SAGE Journal Articles
Click on the following links. Please note these will open in a new window.
Journal Article 1: Ragatz, L. L., Fremouw, W., & Baker, E. (2012). The psychological profile of white-collar offenders: Demographics, criminal thinking, psychopathic traits, and psychopathology. Criminal Justice Behavior, 39(7), 978-997. doi:10.1177/0093854812437846
Abstract: The authors replicated Walters and Geyer (2004) by examining how white-collar offenders differ from non-white-collar offenders on criminal thinking and lifestyle criminality. To extend Walters and Geyer’s work, they explored psychopathic characteristics and psychopathology of white-collar offenders compared with non-white-collar offenders. The study sample included 39 white-collar only offenders (offenders who had committed only white-collar crime), 88 white-collar versatile offenders (offenders who previously had committed non-white-collar crime), and 86 non-white-collar offenders incarcerated in a federal prison. Groups were matched on age and ethnicity. Offenders completed self-report measures of criminal thinking, psychopathic traits, and psychopathology. Lifestyle criminality was gathered via file review. Results demonstrated white-collar offenders had lower scores on lifestyle criminality but scored higher on some measures of psychopathology and psychopathic traits compared with non-white-collar offenders. White-collar versatile offenders were highest in criminal thinking. Logistic regression findings demonstrated that white-collar offenders could be distinguished from non-white-collar offenders by substance use.

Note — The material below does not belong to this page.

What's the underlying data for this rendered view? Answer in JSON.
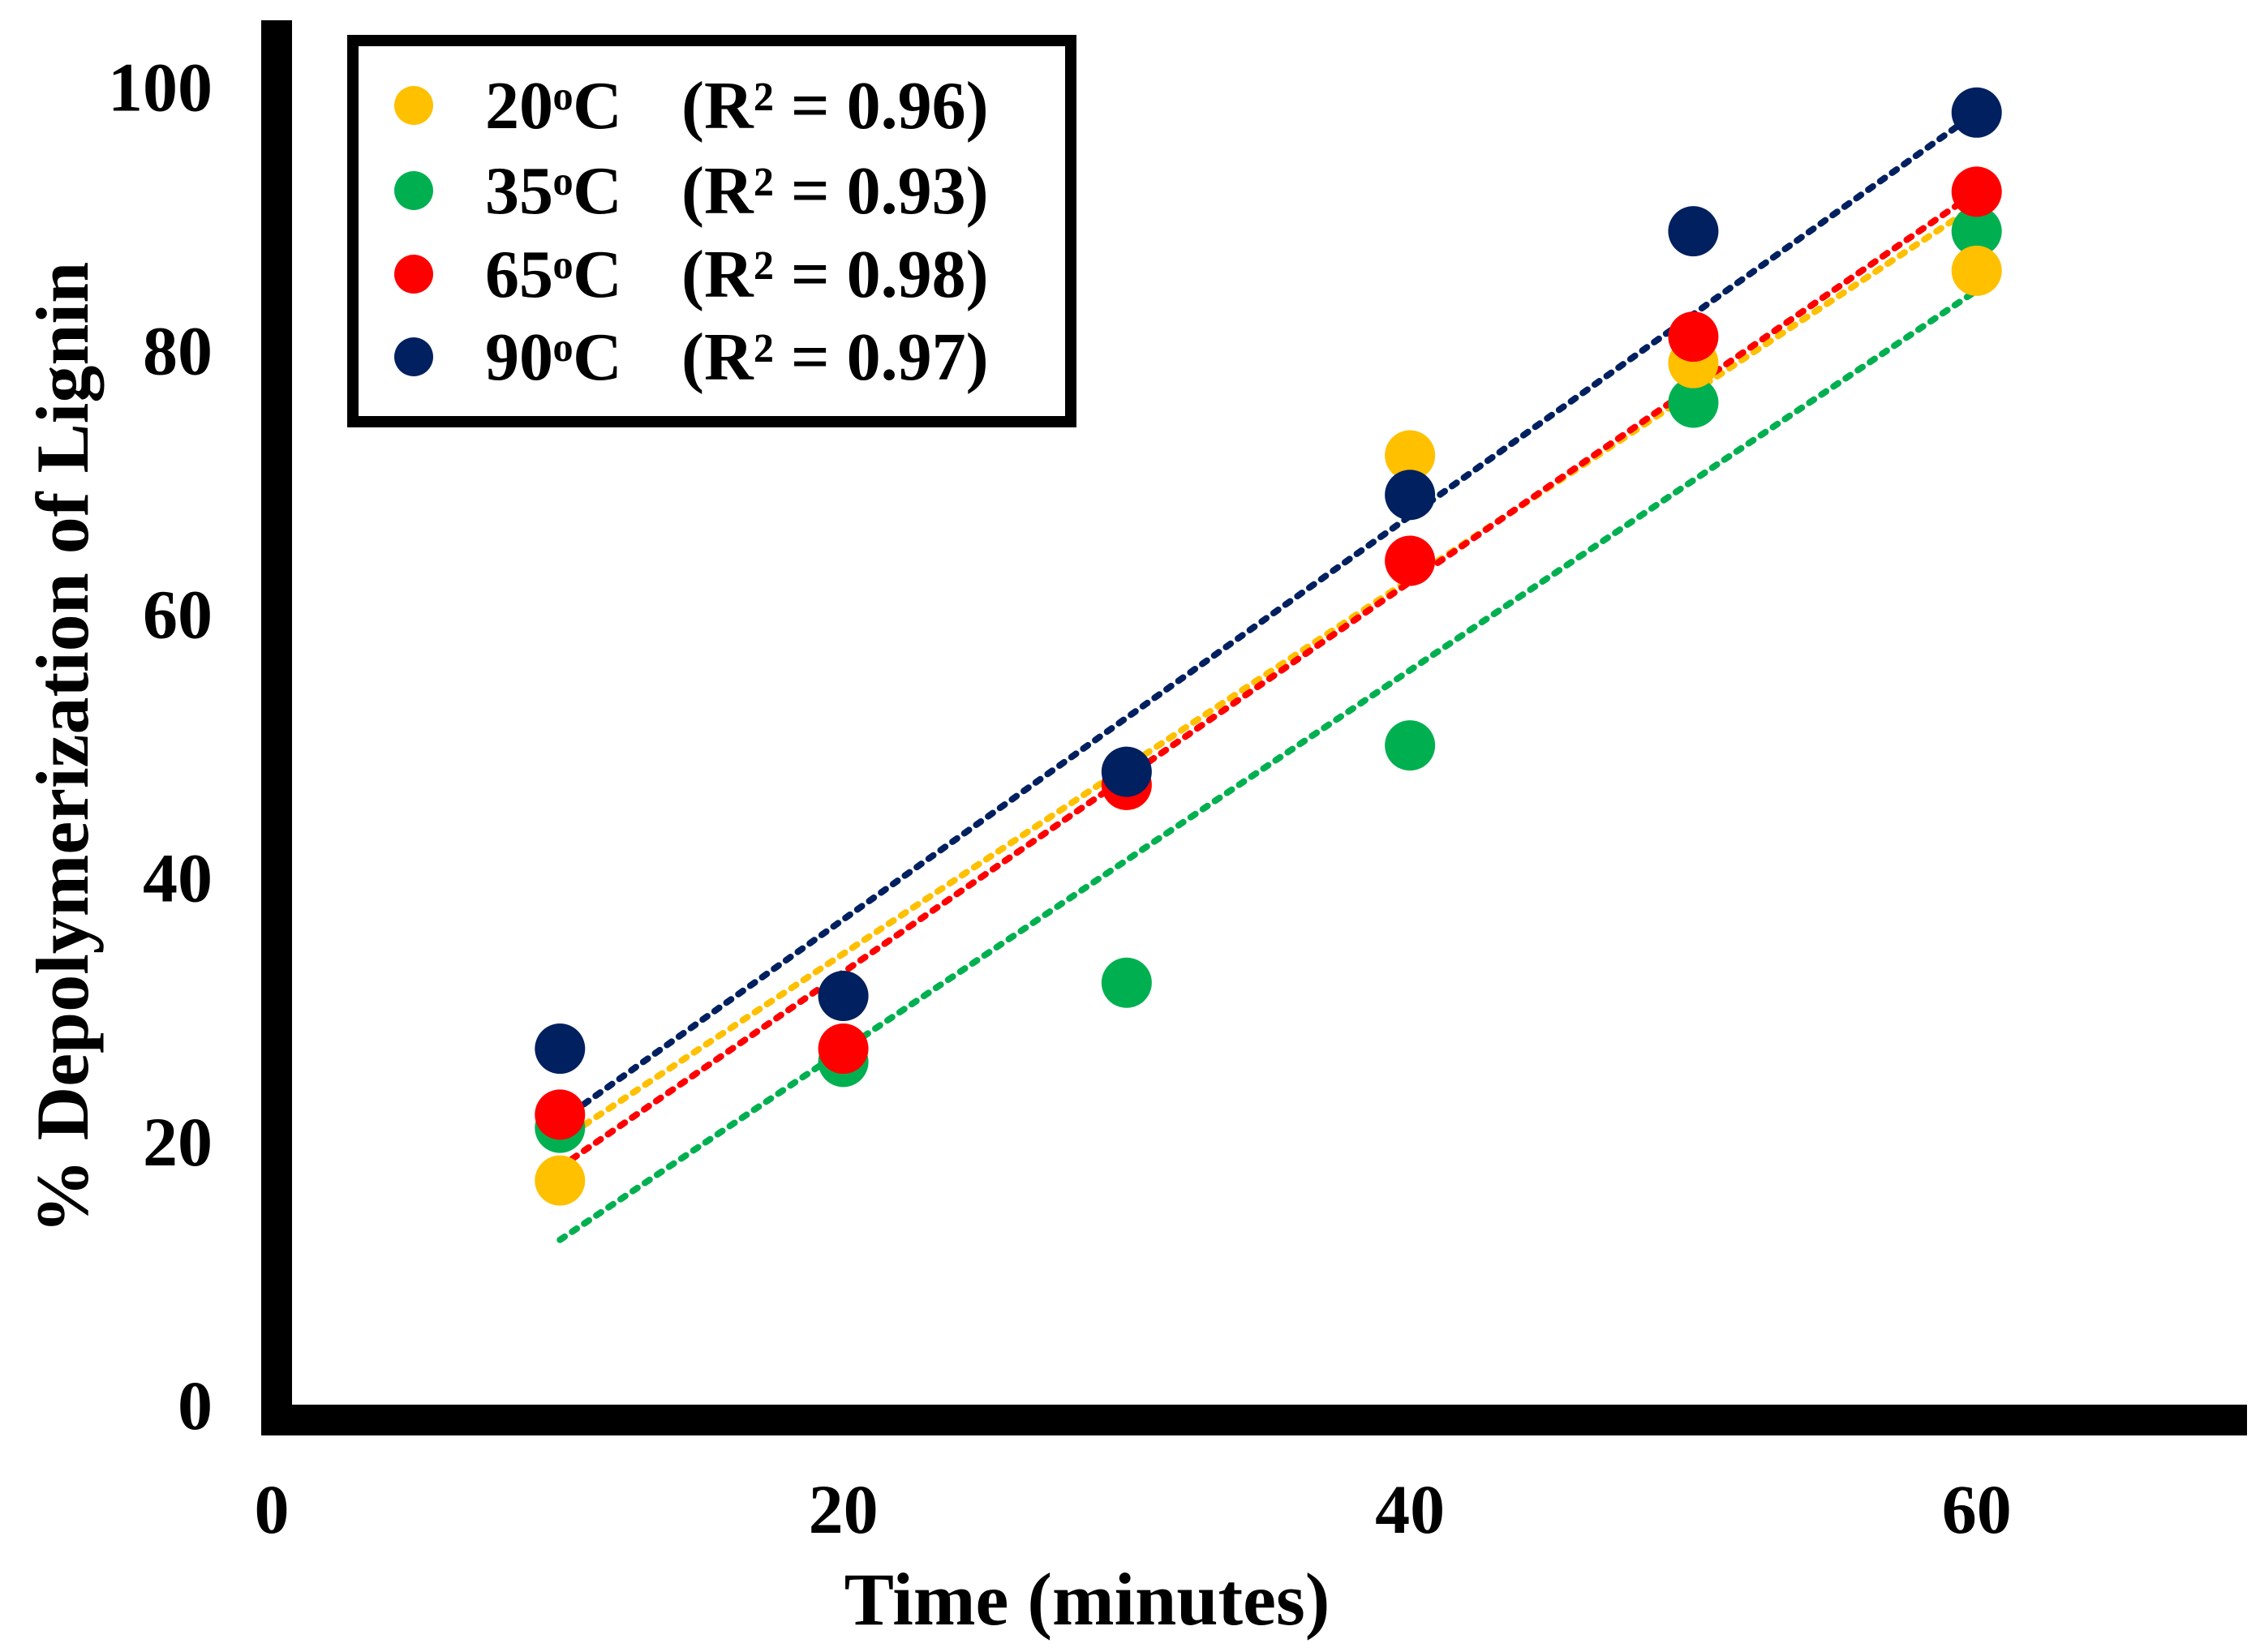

Journal Article 2: Van Slyke, S., & Bales, W. D. (2012). A contemporary study of the decision to incarcerate white-collar and street property offenders. Punishment & Society, 14(2), 217-246. doi:10.1177/1462474511434437
Abstract: Conventional wisdom holds that white‐collar offenders operate with relative impunity because of widespread public and governmental apathy. The present study, however, examines whether public tolerance and governmental leniency toward white‐collar offenders have endured the series of national white‐collar crime scandals emerging in 2001–2002. This study analyzes sentencing guidelines data from Florida for the period 1994 to 2004, modeling legal and extra-legal factors related to the decision to incarcerate white‐collar and street property offenders. In/out incarceration sentences imposed upon white‐collar offenders are compared with those imposed upon burglars and thieves to determine whether 21st‐century white‐collar offenders are treated more leniently than street‐level property offenders. Additional analyses consider the roles of social status and of recent corporate scandals in influencing sentencing disparities. Findings indicate that, despite operating under sentencing guidelines designed to reduce disparities, white‐collar offenders are afforded greater leniency, though this relationship varies by the type of white‐collar crime considered, the offender’s social status, and whether the sentencing occurred before or after the Enron scandal. Conclusions emphasize the salience of the definition of white‐collar crime when discussing punitiveness disparities and the relationship between white‐collar crime scandals and punishment.